Sonntag, 9. Januar 2011

Plädoyer für das Hinterherlaufen

Die Idee von der Normalität war Utopie. Schöne Utopie. Aber Schwachsinn.
Gestern Abend die Wiederkehr ins Mösle. Nach gefühlten drei Tagen Zugfahrt und viel zu heftigen Entwicklungen in zwei kurzen Wochen schälte ich meinen festgewachsenen Hintern aus dem Sitz und torkelte mit zu viel Gepäck gen Ausgang. Nebel, grau, dunkel, kalt. Kam mir irgendwie entgegen. Später dann Telefonat mit der weisesten aller Mütter: "Du kannst doch nicht dein ganzes Leben im Voraus planen! Du bist eben nicht so wie die. Das kommt schon alles irgendwie und irgendwann." Danke.
Normalität muss also gar nicht der angestrebte Zustand sein? Das wäre ein Fortschritt. Nicht mehr dem hinterherlaufen, was sowieso nicht auf einen wartet. Die Konstanz im Leben als dümmlicher Trugschluss (ein Hohn in Anbetracht des neblig-grauen Wohnortes).

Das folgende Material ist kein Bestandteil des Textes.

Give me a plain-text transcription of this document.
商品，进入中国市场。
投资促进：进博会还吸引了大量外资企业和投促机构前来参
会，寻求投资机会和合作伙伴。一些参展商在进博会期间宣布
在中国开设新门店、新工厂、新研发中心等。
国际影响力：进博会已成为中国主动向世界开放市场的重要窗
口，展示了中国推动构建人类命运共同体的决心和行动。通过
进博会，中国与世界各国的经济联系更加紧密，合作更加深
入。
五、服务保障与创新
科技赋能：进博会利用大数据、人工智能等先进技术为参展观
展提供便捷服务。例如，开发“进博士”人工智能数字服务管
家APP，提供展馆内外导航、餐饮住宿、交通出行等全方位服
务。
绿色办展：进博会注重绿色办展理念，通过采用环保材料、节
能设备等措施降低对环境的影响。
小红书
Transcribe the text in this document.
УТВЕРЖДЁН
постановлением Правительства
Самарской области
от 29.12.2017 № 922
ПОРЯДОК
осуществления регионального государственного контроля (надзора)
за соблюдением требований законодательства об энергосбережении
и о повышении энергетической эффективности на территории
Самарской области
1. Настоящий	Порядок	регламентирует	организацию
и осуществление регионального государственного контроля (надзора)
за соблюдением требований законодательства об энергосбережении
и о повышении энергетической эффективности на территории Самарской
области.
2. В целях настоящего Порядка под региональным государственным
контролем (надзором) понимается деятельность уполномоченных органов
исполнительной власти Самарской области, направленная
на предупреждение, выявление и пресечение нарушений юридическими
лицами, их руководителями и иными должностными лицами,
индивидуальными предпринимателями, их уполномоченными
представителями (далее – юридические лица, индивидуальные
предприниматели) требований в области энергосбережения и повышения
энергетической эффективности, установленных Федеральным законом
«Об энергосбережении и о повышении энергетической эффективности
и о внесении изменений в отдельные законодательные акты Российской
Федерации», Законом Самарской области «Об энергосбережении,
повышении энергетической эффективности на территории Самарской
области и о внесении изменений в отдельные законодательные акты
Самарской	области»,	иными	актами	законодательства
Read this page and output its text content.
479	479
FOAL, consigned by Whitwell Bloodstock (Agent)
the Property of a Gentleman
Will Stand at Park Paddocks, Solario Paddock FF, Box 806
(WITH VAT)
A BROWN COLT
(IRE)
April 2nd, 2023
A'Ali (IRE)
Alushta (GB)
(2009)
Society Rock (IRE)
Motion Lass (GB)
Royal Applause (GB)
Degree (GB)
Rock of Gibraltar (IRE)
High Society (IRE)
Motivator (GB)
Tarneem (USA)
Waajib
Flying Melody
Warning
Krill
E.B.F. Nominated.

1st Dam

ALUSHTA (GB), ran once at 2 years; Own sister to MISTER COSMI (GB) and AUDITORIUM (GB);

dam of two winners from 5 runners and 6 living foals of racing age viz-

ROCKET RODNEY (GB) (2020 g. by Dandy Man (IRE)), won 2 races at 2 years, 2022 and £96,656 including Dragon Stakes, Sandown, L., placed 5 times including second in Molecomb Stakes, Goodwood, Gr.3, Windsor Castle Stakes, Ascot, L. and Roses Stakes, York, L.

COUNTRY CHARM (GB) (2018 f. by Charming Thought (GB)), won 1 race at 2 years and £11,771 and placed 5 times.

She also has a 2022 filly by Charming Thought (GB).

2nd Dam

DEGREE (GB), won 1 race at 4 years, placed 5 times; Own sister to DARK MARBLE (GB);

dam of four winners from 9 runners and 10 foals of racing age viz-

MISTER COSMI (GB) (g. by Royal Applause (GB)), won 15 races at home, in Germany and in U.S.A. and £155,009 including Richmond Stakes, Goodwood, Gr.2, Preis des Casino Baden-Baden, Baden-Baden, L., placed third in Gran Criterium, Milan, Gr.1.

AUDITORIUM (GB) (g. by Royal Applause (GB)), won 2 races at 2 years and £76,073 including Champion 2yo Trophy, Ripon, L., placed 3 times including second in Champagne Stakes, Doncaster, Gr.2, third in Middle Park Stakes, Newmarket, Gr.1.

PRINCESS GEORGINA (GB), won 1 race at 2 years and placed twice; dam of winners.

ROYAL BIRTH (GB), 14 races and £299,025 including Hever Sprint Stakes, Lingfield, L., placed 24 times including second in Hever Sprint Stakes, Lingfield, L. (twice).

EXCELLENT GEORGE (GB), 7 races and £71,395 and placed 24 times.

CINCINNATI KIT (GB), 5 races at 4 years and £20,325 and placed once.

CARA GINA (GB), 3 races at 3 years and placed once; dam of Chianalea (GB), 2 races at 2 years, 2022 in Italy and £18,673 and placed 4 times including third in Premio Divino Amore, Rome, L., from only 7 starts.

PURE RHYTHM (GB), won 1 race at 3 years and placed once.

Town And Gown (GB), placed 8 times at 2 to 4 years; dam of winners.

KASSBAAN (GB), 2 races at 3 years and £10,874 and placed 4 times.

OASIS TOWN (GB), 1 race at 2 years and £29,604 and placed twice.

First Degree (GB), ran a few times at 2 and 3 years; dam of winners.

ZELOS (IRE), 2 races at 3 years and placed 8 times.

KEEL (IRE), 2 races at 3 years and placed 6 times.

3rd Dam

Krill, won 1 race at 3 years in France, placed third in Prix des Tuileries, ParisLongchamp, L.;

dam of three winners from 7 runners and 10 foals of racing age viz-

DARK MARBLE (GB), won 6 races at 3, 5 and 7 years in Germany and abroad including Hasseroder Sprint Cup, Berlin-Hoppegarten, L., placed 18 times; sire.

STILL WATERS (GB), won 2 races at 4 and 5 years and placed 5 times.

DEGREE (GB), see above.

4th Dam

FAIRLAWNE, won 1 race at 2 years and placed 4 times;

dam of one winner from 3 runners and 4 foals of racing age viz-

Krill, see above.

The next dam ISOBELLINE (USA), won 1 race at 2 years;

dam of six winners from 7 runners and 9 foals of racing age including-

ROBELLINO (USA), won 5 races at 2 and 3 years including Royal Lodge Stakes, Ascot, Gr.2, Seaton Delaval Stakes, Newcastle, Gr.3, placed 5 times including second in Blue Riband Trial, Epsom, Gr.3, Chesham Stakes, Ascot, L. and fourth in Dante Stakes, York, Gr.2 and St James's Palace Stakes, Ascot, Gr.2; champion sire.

Wieso haben die letzten zwei Wochen aber nicht zumindest ein bisschen davon gebracht? Im Mindesten: Sicherheit, Wissen, Beständigkeit im Verfolgen des Plans. Es gibt keinen Plan, alles immer wieder umgeworfen. Manches wieder aufgebaut, vieles liegen gelassen, tot geglaubtes wieder hervor gegkramt. Ich frage gar nicht mehr, wo es her kommt; es ist eben da. Gut, besser als nichts.
Aber ist das denn richtig so? Wie das jetzt ist? Der Ur-Plan sah ja ganz anders aus. In dem standen Prinzipien. Ganz viele. "Wenn, dann..." "Auf keinen Fall..." "Sicher ist,..." Nichts bleibt. Alles steigt und fällt mit den Menschen, die den Alltag bestimmen, nicht mit denen, die man immer mit sich trägt. Das als neue Erkenntnis. Na wenigstens was.

Wenn nur nicht die ganz kurzen ganz dunklen oder ganz hellen Momente wären. Die, in denen ich mich sicher wähne. Einen Beschluss fasse und siegessicher in die Schlacht ziehe. In Momenten, in denen mir die Prinzipien wieder einfallen. Am nächsten Morgen dann alles wieder weg. Das einzige Prinzip: Hinterherlaufen. Das bleibt. Und wird zum Plan ausgebaut: Glück kommt mit Anpassung. Ganz sicher. Muss ja. Der Mensch ist ein Herdentier und ich bin ein Mensch. Umgeben von dummen Menschen, aber von Menschen.
Jakob von Üxgüll meinte, der Mensch sei das einzige Lebewesen mit durchbrochener Reiz-Reaktions-Kette. Unfug! Wenn alle rennen, renne ich hinterher. Ohne Reflexion über Alternativmöglichkeiten. Wer einmal nachdenkt, hört nicht mehr auf damit und bleibt für immer sitzen, während alle anderen schon ins Ziel eingelaufen sind. Ich soll den Zug zum Tor erkennen. Nicht verpassen. Wichtig. Gut Keule, das nächste Mal.

Seit zwei Wochen riecht es nach Veränderung. Ein beissender, stechender Geruch. Ich vermute alles auf Anfang. Hoffe aber inständig auf eine - gemäß der letzten Monate - konstante Entwicklung. Und habe NICHTS davo selbst in der Hand.